By Nick Barber, Drexel University
Axial Seamount is a basaltic hotspot volcano on the Juan de Fuca Ridge. It is the most active submarine volcano in the Northeast Pacific, having had three eruptions over the past 20 years, the most recent in April 2015. Since September 2014, Axial has also been monitored by the Ocean Observatories Initiative (OOI) Cabled Array, a cabled network of instruments that includes seismometers, pressure recorders, tiltmeters, temperature probes, cameras, and other sensors. As part of on-going analysis of the real-time data from the OOI Cabled Array, I spent the summer of 2017 writing MATLAB scripts that formatted and plotted tilt data from Axial Seamount in user-defined time periods. I was also lucky enough to join one of the expeditions on board the research vessel. This information provides important insights into on-going surface deformation and the subsurface migration of magma before, during, and after eruptions. The plots can be integrated with seismic data to provide better constraints on magma chamber geometry and dike propagation in the caldera.

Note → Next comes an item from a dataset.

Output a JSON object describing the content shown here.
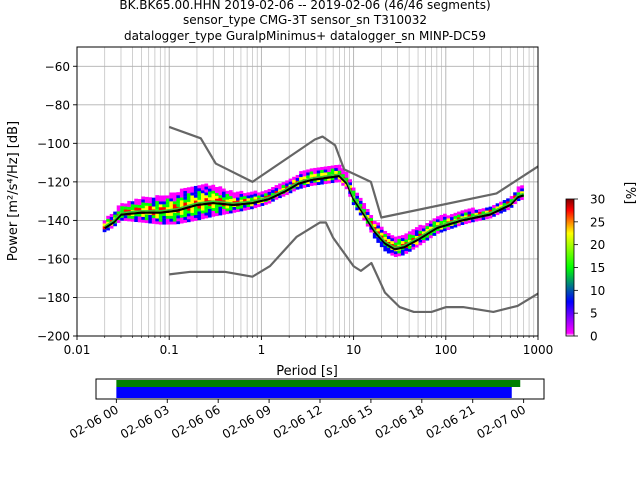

Nick Barber is a senior Geoscience major at Drexel University in Philadelphia, Pennsylvania, USA. His work at Drexel includes a number of projects using modern GIS, database, and programming tools to re-imagine the volume and stratigraphy of the Deccan Traps, Western India. This work is primarily supervised by Dr. Loÿc Vanderkluysen. Nick is also the recipient of the Goldwater and Hollings scholarships, with the latter funding his research at Axial Seamount with Dr. Bill Chadwick at NOAA’s Pacific Marine Environmental Laboratory in Newport, Oregon. Nick will be graduating this June and plans to start a PhD in Earth Science at the University of Cambridge, UK, working with Dr. Marie Edmonds.